La revolución cubana se definió a sí misma en gran medida en términos de lo que no era: no una dependencia de Estados Unidos; no un dominio gobernado por corporaciones globales; no una economía liberal impulsada por el mercado. Cuando el ejército guerrillero hizo su entrada triunfal en La Habana y la revolución infantil se desplazó hacia la izquierda, un sello distintivo de su espíritu antiimperialista se convirtieron en las proclamadas en voz alta las nacionalizaciones de las empresas con sede en Estados Unidos que habían controlado muchos sectores clave de la economía cubana, incluidos los hoteles y casinos de juego, servicios públicos, refinerías de petróleo y los ricos ingenios azucareros. En el conflicto estratégico con Estados Unidos, el enemigo histórico, la revolución consolidó su poder mediante la escisión de la presencia económica estadounidense.
Para la Cuba revolucionaria, la inversión extranjera ha sido más que dólares y centavos. Se trata de identidad cultural y soberanía nacional. También se trata de un modelo de planificación socialista, un híbrido de marxista-leninismo y fidelismo, que ha guardado celosamente su dominio sobre todos los aspectos de la economía. Durante sus cinco décadas de gobierno, los objetivos políticos y sociales del régimen siempre dominaron la política económica; la seguridad de la revolución triunfó sobre la productividad.
El tipo de anticapitalismo de Fidel Castro incluía una fuerte dosis de antiglobalización. Durante muchos años, El Comandante en Jefe fue sede de una gran conferencia internacional sobre globalización donde sermonearía a miles de delegados con sus denuncias de los muchos males de las empresas multinacionales que propagan la explotación brutal y la desigualdad deshumanizadora en todo el mundo.

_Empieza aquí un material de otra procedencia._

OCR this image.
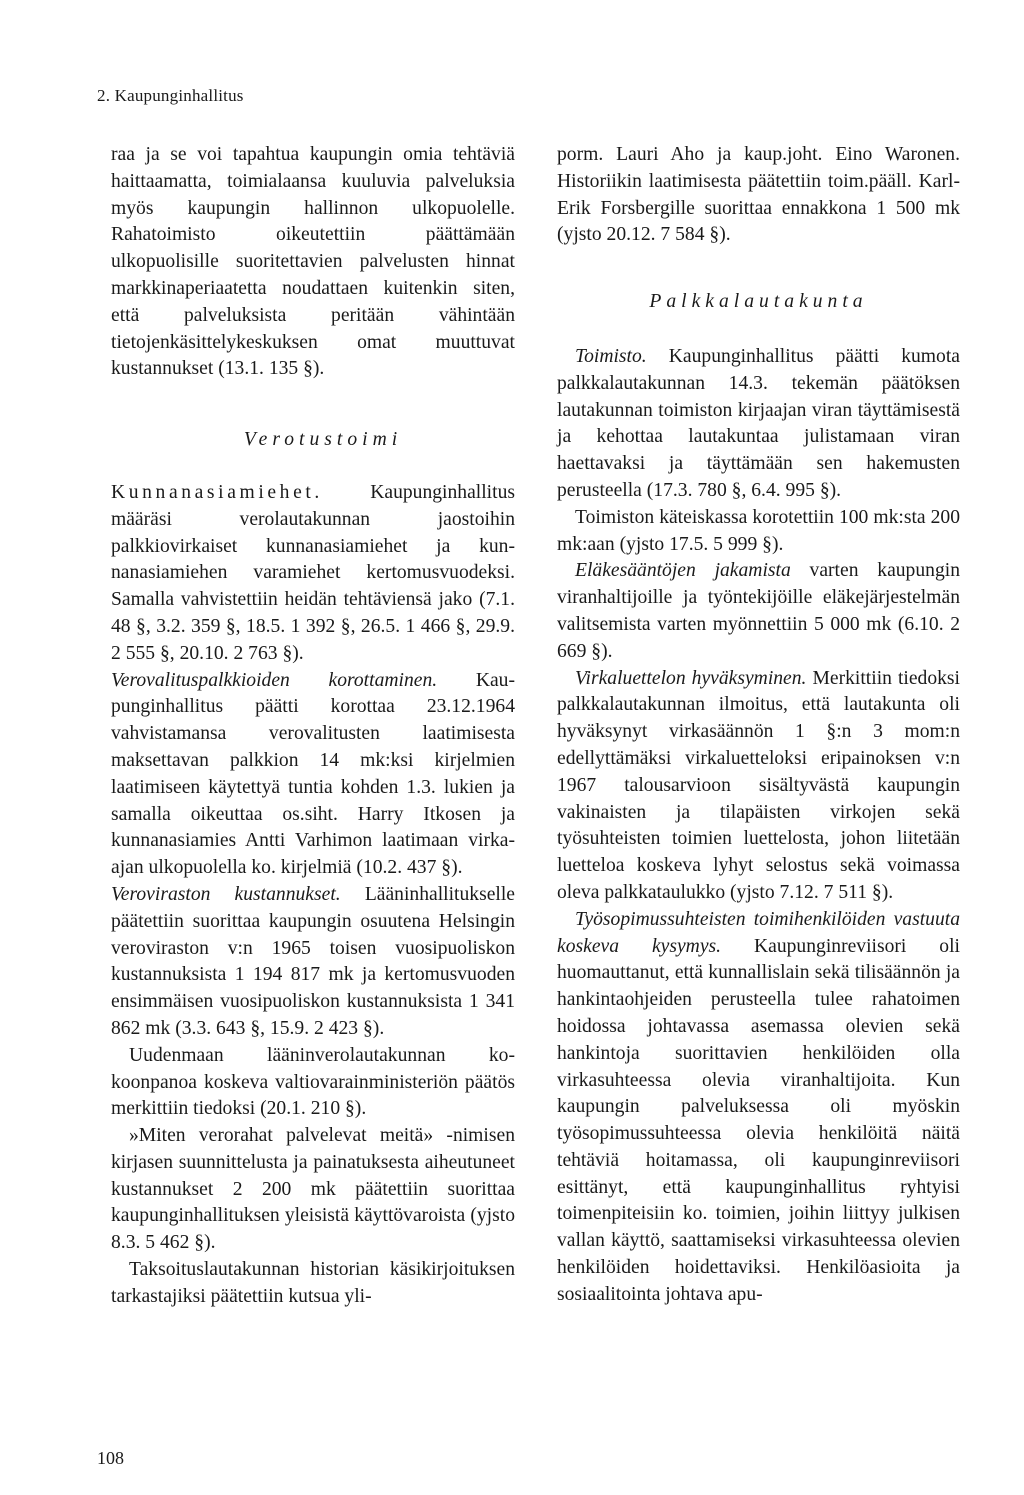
2. Kaupunginhallitus

raa ja se voi tapahtua kaupungin omia tehtäviä haittaamatta, toimialaansa kuuluvia palveluksia myös kaupungin hallinnon ulkopuolelle. Rahatoimisto oikeutettiin päättämään ulkopuolisille suoritettavien palvelusten hinnat markkinaperiaatetta noudattaen kuitenkin siten, että palveluksista peritään vähintään tietojenkäsittelykeskuksen omat muuttuvat kustannukset (13.1. 135 §).

Verotustoimi

Kunnanasiamiehet. Kaupunginhallitus määräsi verolautakunnan jaostoihin palkkiovirkaiset kunnanasiamiehet ja kunnanasiamiehen varamiehet kertomusvuodeksi. Samalla vahvistettiin heidän tehtäviensä jako (7.1. 48 §, 3.2. 359 §, 18.5. 1 392 §, 26.5. 1 466 §, 29.9. 2 555 §, 20.10. 2 763 §).

Verovalituspalkkioiden korottaminen. Kaupunginhallitus päätti korottaa 23.12.1964 vahvistamansa verovalitusten laatimisesta maksettavan palkkion 14 mk:ksi kirjelmien laatimiseen käytettyä tuntia kohden 1.3. lukien ja samalla oikeuttaa os.siht. Harry Itkosen ja kunnanasiamies Antti Varhimon laatimaan virka-ajan ulkopuolella ko. kirjelmiä (10.2. 437 §).

Veroviraston kustannukset. Lääninhallitukselle päätettiin suorittaa kaupungin osuutena Helsingin veroviraston v:n 1965 toisen vuosipuoliskon kustannuksista 1 194 817 mk ja kertomusvuoden ensimmäisen vuosipuoliskon kustannuksista 1 341 862 mk (3.3. 643 §, 15.9. 2 423 §).

Uudenmaan lääninverolautakunnan kokoonpanoa koskeva valtiovarainministeriön päätös merkittiin tiedoksi (20.1. 210 §).

»Miten verorahat palvelevat meitä» -nimisen kirjasen suunnittelusta ja painatuksesta aiheutuneet kustannukset 2 200 mk päätettiin suorittaa kaupunginhallituksen yleisistä käyttövaroista (yjsto 8.3. 5 462 §).

Taksoituslautakunnan historian käsikirjoituksen tarkastajiksi päätettiin kutsua yli-

porm. Lauri Aho ja kaup.joht. Eino Waronen. Historiikin laatimisesta päätettiin toim.pääll. Karl-Erik Forsbergille suorittaa ennakkona 1 500 mk (yjsto 20.12. 7 584 §).

Palkkalautakunta

Toimisto. Kaupunginhallitus päätti kumota palkkalautakunnan 14.3. tekemän päätöksen lautakunnan toimiston kirjaajan viran täyttämisestä ja kehottaa lautakuntaa julistamaan viran haettavaksi ja täyttämään sen hakemusten perusteella (17.3. 780 §, 6.4. 995 §).

Toimiston käteiskassa korotettiin 100 mk:sta 200 mk:aan (yjsto 17.5. 5 999 §).

Eläkesääntöjen jakamista varten kaupungin viranhaltijoille ja työntekijöille eläkejärjestelmän valitsemista varten myönnettiin 5 000 mk (6.10. 2 669 §).

Virkaluettelon hyväksyminen. Merkittiin tiedoksi palkkalautakunnan ilmoitus, että lautakunta oli hyväksynyt virkasäännön 1 §:n 3 mom:n edellyttämäksi virkaluetteloksi eripainoksen v:n 1967 talousarvioon sisältyvästä kaupungin vakinaisten ja tilapäisten virkojen sekä työsuhteisten toimien luettelosta, johon liitetään luetteloa koskeva lyhyt selostus sekä voimassa oleva palkkataulukko (yjsto 7.12. 7 511 §).

Työsopimussuhteisten toimihenkilöiden vastuuta koskeva kysymys. Kaupunginreviisori oli huomauttanut, että kunnallislain sekä tilisäännön ja hankintaohjeiden perusteella tulee rahatoimen hoidossa johtavassa asemassa olevien sekä hankintoja suorittavien henkilöiden olla virkasuhteessa olevia viranhaltijoita. Kun kaupungin palveluksessa oli myöskin työsopimussuhteessa olevia henkilöitä näitä tehtäviä hoitamassa, oli kaupunginreviisori esittänyt, että kaupunginhallitus ryhtyisi toimenpiteisiin ko. toimien, joihin liittyy julkisen vallan käyttö, saattamiseksi virkasuhteessa olevien henkilöiden hoidettaviksi. Henkilöasioita ja sosiaalitointa johtava apu-

108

No es sorprendente que Cuba haya recibido entradas de inversión extranjera notablemente pequeñas, incluso teniendo en cuenta el tamaño de su economía. En el siglo XXI, el mundo está inundado de inversiones transfronterizas de corporaciones, grandes y pequeñas. Muchos países en desarrollo, además de los afectados por graves conflictos civiles, reciben acciones que refuerzan significativamente sus perspectivas de crecimiento. La expansión de la inversión extranjera directa (IED) en los países en desarrollo es una de las grandes historias de las últimas décadas, que pasó de $ 14 mil millones en 1985 a $ 617 mil millones en 2010.1 Si bien la IED2 no puede sustituir el ahorro y la inversión internos, puede contribuir significativamente a los esfuerzos internos. y acelerar significativamente el crecimiento.
La enfermiza economía cubana de hoy, cuyos 11,2 millones de habitantes rinden el modesto PNB registrado oficialmente en 64.000 millones de dólares3 (y posiblemente mucho menos a tipos de cambio realistas), necesita urgentemente cooperación externa adicional, a pesar de las importaciones de petróleo fuertemente subvencionadas de Venezuela. Como ocurre con cualquier economía, las decisiones internas que tomen los cubanos en casa y en el país determinarán en gran medida el destino del país. Sin embargo, como bien saben los cubanos desde la llegada de Cristóbal Colón, la invasión de la economía internacional es de gran importancia; puede ser una fuente no solo de duros castigos sino también de grandes beneficios. En la monografía de Brookings Institution Extendiendo la mano: la nueva economía de Cuba y la respuesta internacional , Exploré las modestas contribuciones que ya están haciendo ciertas agencias de cooperación bilateral y regional y los mayores beneficios potenciales que le esperan a Cuba si se une a las principales instituciones financieras globales y regionales, a saber, el Fondo Monetario Internacional, el Banco Mundial, el Banco Interamericano de Desarrollo. y la Corporación Andina de Fomento. Esta secuela explora las contribuciones que las inversiones extranjeras privadas han estado haciendo, y podrían hacer en una escala mucho mayor, para impulsar a Cuba hacia una senda de crecimiento más próspera y sostenible.